Bond yields closed lower week on week on the back of better than expected cut off on the new fourteen year bond and on the back of easing liquidity conditions. The ten year benchmark bond the 8.15% 2022 bond saw yields close down 2bps week on week to 8.15% levels. The new fourteen year bond that was auctioned last week saw the cut off come in at 8.33%, 6bps lower than the levels traded in the when issued market. The positive cut off on the 8.33% 2026 bond suggest that bond markets are eager for fresh on the run bonds as pricing and trading such bonds is easier than trying to find a level for bonds going off the run. The market now has three new benchmark bonds to trade, the 8.07% 2015 bond, the 8.15% 2022 bond and the 8.33% 2026 bond, leading to higher trading activity in the coming weeks.
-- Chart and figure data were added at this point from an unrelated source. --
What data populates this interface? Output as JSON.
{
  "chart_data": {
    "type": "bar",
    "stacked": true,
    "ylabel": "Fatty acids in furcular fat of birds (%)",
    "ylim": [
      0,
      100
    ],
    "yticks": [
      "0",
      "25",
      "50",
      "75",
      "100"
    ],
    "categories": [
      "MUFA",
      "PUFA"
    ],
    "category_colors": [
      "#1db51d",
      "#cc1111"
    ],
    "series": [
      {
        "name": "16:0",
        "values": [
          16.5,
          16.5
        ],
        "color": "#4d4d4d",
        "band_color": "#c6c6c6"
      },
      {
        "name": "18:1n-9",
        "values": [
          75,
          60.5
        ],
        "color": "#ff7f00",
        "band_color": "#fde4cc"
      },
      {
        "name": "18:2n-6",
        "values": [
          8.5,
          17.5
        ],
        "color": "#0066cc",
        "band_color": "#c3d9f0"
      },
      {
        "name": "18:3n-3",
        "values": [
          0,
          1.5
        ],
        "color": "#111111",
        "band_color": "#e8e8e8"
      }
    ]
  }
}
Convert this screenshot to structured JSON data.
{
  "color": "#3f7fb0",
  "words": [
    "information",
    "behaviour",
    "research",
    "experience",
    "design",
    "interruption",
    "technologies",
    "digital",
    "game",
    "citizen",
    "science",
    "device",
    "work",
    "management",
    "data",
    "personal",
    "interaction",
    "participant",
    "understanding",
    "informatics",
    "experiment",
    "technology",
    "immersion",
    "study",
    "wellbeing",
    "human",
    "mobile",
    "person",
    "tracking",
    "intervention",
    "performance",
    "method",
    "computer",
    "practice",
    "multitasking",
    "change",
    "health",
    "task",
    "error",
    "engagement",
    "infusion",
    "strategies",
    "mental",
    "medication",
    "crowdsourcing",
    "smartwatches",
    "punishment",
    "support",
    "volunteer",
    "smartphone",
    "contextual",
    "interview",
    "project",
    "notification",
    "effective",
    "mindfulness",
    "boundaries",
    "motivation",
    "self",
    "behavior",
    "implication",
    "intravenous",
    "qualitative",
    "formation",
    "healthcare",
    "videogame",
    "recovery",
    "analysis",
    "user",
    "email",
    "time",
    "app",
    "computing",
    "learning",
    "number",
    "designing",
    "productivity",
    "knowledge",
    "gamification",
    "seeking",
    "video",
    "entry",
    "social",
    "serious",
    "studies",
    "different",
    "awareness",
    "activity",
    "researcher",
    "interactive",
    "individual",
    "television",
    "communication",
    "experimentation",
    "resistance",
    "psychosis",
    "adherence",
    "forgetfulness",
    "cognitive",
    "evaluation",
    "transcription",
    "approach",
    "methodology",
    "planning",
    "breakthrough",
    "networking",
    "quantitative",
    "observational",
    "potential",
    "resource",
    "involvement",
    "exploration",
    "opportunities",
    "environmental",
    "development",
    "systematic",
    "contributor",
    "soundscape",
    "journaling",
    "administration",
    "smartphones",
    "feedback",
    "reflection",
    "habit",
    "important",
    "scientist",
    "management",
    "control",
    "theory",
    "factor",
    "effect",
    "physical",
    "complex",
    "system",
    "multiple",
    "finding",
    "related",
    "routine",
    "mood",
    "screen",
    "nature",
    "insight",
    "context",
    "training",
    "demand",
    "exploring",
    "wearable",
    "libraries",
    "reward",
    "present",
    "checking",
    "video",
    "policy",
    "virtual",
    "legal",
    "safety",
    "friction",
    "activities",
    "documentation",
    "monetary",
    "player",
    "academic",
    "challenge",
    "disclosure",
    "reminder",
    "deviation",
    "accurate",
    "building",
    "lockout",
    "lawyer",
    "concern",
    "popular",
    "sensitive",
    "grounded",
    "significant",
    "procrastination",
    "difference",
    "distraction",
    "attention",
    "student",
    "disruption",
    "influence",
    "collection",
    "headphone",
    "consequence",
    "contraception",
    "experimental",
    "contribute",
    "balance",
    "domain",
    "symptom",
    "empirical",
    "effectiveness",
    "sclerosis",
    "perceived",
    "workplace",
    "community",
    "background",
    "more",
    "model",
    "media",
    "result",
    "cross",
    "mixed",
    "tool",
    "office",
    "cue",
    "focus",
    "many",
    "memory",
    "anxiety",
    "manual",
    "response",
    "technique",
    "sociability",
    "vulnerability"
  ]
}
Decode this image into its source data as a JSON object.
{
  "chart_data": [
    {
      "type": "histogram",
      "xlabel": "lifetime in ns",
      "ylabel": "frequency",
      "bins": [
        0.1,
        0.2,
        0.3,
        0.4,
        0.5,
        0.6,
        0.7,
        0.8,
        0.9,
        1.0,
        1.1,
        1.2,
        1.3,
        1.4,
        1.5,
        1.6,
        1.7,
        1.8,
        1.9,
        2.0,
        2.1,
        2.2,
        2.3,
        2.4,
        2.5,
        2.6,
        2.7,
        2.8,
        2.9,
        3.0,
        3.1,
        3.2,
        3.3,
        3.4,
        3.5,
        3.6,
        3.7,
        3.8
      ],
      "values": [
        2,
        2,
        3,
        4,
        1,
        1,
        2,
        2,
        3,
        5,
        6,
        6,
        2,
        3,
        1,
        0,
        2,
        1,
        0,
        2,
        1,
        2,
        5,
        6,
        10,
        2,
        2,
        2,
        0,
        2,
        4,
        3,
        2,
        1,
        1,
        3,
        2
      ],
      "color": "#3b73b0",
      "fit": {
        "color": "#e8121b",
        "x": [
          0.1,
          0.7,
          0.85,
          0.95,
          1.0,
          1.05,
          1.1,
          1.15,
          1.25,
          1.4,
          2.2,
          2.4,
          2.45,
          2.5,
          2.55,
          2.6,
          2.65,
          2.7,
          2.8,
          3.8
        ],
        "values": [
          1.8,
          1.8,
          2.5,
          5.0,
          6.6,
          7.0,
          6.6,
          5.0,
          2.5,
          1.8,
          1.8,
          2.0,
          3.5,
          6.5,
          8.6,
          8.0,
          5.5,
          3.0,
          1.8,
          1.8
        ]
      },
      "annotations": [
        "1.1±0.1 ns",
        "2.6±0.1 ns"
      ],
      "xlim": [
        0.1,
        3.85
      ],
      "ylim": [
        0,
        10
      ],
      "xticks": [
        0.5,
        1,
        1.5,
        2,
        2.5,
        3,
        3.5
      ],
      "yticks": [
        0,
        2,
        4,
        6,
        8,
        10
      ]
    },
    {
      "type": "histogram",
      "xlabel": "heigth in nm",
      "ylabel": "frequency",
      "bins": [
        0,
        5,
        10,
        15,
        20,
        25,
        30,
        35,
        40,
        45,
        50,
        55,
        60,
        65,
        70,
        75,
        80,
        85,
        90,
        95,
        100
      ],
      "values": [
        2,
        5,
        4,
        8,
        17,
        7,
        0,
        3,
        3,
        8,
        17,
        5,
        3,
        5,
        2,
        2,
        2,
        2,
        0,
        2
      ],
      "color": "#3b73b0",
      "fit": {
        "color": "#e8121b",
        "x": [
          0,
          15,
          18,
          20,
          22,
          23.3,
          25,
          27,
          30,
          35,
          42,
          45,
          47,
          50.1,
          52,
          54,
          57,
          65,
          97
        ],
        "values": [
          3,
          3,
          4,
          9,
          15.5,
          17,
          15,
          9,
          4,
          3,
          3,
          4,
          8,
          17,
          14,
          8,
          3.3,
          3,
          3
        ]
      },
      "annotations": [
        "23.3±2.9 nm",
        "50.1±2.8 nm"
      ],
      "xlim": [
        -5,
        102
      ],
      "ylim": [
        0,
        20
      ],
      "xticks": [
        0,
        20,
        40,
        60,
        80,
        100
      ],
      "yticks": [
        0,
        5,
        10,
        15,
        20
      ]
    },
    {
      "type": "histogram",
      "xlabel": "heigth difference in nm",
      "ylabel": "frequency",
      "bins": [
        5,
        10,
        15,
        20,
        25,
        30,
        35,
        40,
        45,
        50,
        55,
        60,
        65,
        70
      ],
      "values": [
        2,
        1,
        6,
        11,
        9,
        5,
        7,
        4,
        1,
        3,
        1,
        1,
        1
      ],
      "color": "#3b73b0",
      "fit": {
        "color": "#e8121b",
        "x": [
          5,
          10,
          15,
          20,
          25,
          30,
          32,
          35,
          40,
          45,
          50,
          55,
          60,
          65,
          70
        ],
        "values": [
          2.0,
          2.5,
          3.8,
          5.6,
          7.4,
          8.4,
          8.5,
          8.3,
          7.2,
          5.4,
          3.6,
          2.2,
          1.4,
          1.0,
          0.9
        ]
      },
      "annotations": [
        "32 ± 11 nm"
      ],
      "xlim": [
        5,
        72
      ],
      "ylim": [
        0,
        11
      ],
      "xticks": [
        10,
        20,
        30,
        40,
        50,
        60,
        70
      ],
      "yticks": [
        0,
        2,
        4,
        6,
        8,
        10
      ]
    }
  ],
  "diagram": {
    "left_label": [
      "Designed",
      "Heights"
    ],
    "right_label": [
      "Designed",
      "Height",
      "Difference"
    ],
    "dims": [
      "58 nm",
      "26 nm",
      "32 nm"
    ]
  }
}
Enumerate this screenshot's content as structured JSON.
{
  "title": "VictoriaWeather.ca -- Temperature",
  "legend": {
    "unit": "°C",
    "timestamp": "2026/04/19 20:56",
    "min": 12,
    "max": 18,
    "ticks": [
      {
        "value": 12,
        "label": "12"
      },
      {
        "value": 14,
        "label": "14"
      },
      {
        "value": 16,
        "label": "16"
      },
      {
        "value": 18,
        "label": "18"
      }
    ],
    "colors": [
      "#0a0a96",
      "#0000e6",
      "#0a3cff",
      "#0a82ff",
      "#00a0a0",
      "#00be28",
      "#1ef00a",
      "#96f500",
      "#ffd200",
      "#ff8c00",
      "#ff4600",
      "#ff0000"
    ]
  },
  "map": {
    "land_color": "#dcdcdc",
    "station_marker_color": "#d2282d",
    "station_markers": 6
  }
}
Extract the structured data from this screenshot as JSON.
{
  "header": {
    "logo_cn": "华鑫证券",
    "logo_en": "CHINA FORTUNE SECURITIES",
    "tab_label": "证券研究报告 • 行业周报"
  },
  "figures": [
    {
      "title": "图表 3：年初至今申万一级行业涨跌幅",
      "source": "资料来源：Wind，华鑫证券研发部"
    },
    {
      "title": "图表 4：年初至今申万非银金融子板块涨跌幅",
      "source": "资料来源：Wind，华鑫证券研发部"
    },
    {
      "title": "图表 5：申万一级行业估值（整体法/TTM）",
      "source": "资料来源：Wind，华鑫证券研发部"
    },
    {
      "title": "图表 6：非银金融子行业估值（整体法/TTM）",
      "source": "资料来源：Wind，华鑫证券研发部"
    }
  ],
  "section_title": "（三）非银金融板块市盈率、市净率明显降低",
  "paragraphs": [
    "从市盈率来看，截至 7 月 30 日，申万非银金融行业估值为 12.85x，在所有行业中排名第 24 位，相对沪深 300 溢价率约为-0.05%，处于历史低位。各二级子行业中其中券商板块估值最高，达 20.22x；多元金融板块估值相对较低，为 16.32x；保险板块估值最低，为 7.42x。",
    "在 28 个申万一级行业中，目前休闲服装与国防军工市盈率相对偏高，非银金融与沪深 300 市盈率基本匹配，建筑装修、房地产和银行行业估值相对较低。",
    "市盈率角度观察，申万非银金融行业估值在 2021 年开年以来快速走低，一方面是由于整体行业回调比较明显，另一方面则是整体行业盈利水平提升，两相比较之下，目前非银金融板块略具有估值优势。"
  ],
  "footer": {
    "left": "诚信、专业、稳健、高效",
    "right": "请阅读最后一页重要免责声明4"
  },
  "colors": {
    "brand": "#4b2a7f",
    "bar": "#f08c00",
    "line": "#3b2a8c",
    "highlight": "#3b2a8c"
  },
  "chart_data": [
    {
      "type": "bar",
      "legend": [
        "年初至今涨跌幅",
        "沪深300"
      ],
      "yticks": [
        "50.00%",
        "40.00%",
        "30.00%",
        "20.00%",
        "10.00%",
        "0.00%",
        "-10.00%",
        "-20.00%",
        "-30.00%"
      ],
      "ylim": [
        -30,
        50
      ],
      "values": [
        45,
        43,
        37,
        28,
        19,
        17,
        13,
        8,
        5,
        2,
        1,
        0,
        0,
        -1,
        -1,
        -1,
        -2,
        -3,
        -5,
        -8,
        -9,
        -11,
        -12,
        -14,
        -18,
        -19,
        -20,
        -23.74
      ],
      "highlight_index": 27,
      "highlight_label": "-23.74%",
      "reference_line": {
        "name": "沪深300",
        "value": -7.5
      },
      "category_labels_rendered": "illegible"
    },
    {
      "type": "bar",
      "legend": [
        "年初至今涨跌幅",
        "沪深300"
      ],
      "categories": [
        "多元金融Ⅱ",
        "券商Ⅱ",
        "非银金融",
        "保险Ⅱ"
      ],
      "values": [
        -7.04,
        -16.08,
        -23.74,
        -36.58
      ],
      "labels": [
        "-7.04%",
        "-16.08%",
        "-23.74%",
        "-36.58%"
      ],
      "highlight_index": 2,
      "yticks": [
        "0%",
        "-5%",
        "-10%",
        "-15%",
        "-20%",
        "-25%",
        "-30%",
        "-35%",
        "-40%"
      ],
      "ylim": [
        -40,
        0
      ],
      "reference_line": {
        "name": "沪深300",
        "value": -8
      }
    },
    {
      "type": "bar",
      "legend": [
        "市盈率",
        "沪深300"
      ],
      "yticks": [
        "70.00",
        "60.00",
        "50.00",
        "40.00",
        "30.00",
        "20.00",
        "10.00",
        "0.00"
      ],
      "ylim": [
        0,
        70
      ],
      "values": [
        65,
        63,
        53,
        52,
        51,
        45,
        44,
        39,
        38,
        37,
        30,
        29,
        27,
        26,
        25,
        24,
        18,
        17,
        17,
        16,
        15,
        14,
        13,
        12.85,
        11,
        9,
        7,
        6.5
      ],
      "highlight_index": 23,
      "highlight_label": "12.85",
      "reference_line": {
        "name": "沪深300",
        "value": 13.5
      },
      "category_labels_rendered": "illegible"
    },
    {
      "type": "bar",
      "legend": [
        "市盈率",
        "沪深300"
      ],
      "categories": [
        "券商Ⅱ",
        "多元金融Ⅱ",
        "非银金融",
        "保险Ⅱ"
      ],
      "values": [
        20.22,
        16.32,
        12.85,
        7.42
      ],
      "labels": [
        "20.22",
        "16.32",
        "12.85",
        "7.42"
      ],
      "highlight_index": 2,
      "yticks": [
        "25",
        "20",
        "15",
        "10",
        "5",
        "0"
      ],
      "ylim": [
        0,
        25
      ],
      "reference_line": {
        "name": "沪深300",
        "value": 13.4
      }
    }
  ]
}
Liquidity eased last week with liquidity as measured by bids for repo in the LAF (Liquidity Adjustment Facility) auction of the RBI averaging Rs 43,000 crores on a daily basis last week against an average of Rs 89,000 crores seen in the week before last. Liquidity eased despite last week being the first week of the reporting fortnight where banks look to over cover their product. Liquidity eased on the back of government spending on salaries and other such heads in the first week of the month.
Easing liquidity conditions brought down yields on money market securities with one year CD (Certificate of Deposit) yields falling 10bps week on week. Money market security yields are likely to trend down further on the back of easing of concerns on liquidity. Banks have hardly seen any deposit or credit growth (both close to zero percent growth) in the April-June 2012 period while RBI has infused primary liquidity of Rs 79,000 crores into the system through government bond purchases. RBI’s liquidity infusion will be felt in the coming weeks given that credit has not picked up.
The OIS (Overnight Index Swaps) market saw the yield curve fall with one and five year OIS yields moving down 6bps and 3bps week on week respectively. Improved outlook on liquidity helped OIS yields move down and the curve is likely to see its inversion come off from current levels of 57bps if liquidity trends towards the positive side.
RBI for the first time released an indicative borrowing program by the state governments. State governments are expected to borrow around Rs 36,000 crores to Rs 40,000 crores in the July-September 2012 quarter. The level of state government borrowing is reasonable and will not impact bond markets in terms of supply and liquidity.
Government bond auctions and OMO’s
There government auctioned Rs 15,000 crores of bonds last week. The bonds auctioned were the 8.19% 2020 for Rs 4000 crores, a new 14 year bond for Rs 6000 crores, the 8.28% 2032 bond for Rs 2000 crores and the 8.33% 2041 bond for Rs 3000 crores. The cut offs came in at 8.21%, 8.33%, 8.55% and 8.65% respectively. The government is scheduled to auction Rs 16,000 crores of bonds this week.